Chapter 1: OVERVIEW
1.1. Background of hypertrophic cardiomyopathy and cardiac dysfunction in
fetuses of diabetic mothers.
Diabetes in pregnancy is divided into 2 groups: pre-gestational diabetes and
gestational diabetes. According to the International Diabetes Federation,
Vietnam is one of the countries with the highest rates of diabetes in the world. In
addition, the prevalence of gestational diabetes increased significantly from 2,1
to 39% according to different diagnostic criteria. Diabetes in pregnancy has
many consequences for the mother and fetus. Fetal HCM due to diabtetic mother
is a common complication, accounting for about 33,3% of well-controlled
diabetic mothers and up to 75% in uncontrolled diabetic mothers. Fetal cardiac
dysfunction is also a frequent complication in these fetuses with mainly reduced
diastolic function at the rate of 15 - 40% and 5% systolic heart failure.
Fetal HCM related to diabetic pregnancy is an abnormal thickening of the
ventricular walls or interventricular septal (IVS) due to maternal hyperglycemia
without other cardiomyopathic etiologies in the fetus. Pathogenesis mechanisms
through four main pathways: increased fetal blood insulin, changes in the signaling
pathway to the target heart gene, overproduction of oxidative reagents and
increased fetal growth factors. Histopathological damage of fetal cardiomyopathy
due to diabetic mother is glycogen deposition, increases protein synthesis mainly
myosin, leading to an increase in myocardial cells size especially in IVS.
According to the recommendations of the American College of Cardiology and
the American Heart Association on the diagnosis of HCM, the diagnosis of fetal
HCM when the thickness of any cardiac walls or IVS is measured at the end of
diastole on time mode ultrasound is more than 2 time of standard deviations from
the mean of normal fetuses at the same gestational age. HCM in the fetus due to
diabetic mother has a number of specific characteristics such as: common in the
last 3 months of pregnancy, most hypertrophy of the IVS, the severity of
hypertrophy is usually moderate, less likely to obstruct the output of the ventricle,
may present transiently in the fetus and especially must occur in the fetus whose
mother was diagnosed with diabetes during pregnancy. Fetal cardiac dysfunction
due to diabetes is often discreet diastolic function. However, in order to diagnose
fetal anomaly in diabetic mother still need to eliminate other HCM etiologies in fetus,
so the diagnosis and monitoring after birth in these fetuses are very important.
1.2. Characteristic of structure and function of normal fetal heart and the role
of echocardiography in assessing fetal cardiac thickness and function.

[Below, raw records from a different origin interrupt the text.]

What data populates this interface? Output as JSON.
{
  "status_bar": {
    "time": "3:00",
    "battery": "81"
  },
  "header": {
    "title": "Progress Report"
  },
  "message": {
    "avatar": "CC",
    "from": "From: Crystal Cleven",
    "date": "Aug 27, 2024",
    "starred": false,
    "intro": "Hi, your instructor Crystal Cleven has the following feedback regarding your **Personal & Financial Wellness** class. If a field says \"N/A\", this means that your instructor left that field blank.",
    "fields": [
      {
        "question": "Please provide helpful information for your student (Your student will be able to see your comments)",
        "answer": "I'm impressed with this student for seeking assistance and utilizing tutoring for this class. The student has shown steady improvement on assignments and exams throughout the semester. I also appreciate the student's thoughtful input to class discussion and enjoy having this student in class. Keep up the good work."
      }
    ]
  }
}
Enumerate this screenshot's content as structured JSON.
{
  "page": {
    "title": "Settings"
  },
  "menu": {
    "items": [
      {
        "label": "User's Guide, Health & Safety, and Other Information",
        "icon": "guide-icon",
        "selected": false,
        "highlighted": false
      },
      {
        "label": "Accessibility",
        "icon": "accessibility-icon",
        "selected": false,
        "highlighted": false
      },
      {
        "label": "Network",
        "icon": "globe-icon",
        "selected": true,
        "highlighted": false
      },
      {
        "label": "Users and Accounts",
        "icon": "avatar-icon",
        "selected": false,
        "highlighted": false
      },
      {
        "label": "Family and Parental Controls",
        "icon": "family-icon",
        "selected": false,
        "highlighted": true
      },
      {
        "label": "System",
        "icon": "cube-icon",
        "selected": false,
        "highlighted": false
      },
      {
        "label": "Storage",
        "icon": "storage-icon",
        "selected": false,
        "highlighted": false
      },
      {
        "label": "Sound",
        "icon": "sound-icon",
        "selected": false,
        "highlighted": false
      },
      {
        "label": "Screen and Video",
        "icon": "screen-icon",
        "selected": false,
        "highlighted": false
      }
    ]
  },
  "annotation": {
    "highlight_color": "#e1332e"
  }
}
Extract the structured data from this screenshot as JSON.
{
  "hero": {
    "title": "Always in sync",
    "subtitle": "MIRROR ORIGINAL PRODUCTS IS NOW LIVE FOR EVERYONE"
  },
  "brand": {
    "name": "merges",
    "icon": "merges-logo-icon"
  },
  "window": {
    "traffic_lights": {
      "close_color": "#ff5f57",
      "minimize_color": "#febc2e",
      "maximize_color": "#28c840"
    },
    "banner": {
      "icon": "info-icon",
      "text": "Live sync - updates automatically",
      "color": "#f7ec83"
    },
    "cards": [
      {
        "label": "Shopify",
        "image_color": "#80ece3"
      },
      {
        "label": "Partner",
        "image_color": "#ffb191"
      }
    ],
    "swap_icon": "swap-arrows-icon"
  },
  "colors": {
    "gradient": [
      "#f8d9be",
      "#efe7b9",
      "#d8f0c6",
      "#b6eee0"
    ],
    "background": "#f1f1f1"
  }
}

The physiology of the fetal circulation is really different from after birth. The
fetal myocardium has inefficient contraction due to immature myocardial cells,
underdeveloped T-duct system, metabolism dependent on lactate metabolism
with low energy source, myocardium contains many protein components less
differentiated, large intracellular matrix makes fetal myocardium less dilated and
low elasticity, leading to reduced "inherent" physiological diastolic function in
the fetus. During pregnancy, fetal myocardial cells gradually improve in quality
and increase in size, reduce intracellular matrix, arrange and differentiate the
structure into a 3-layer pattern as in adulthood, thereby fetal cardiac function
gradually matures and improves. With the existence of internal and external
cardiac flows, the impact of preload and afterload on fetal cardiac performance is
also different from that of adulthood. Therefore, the assessment of fetal cardiac
function must be consistent with the development stage of the fetus.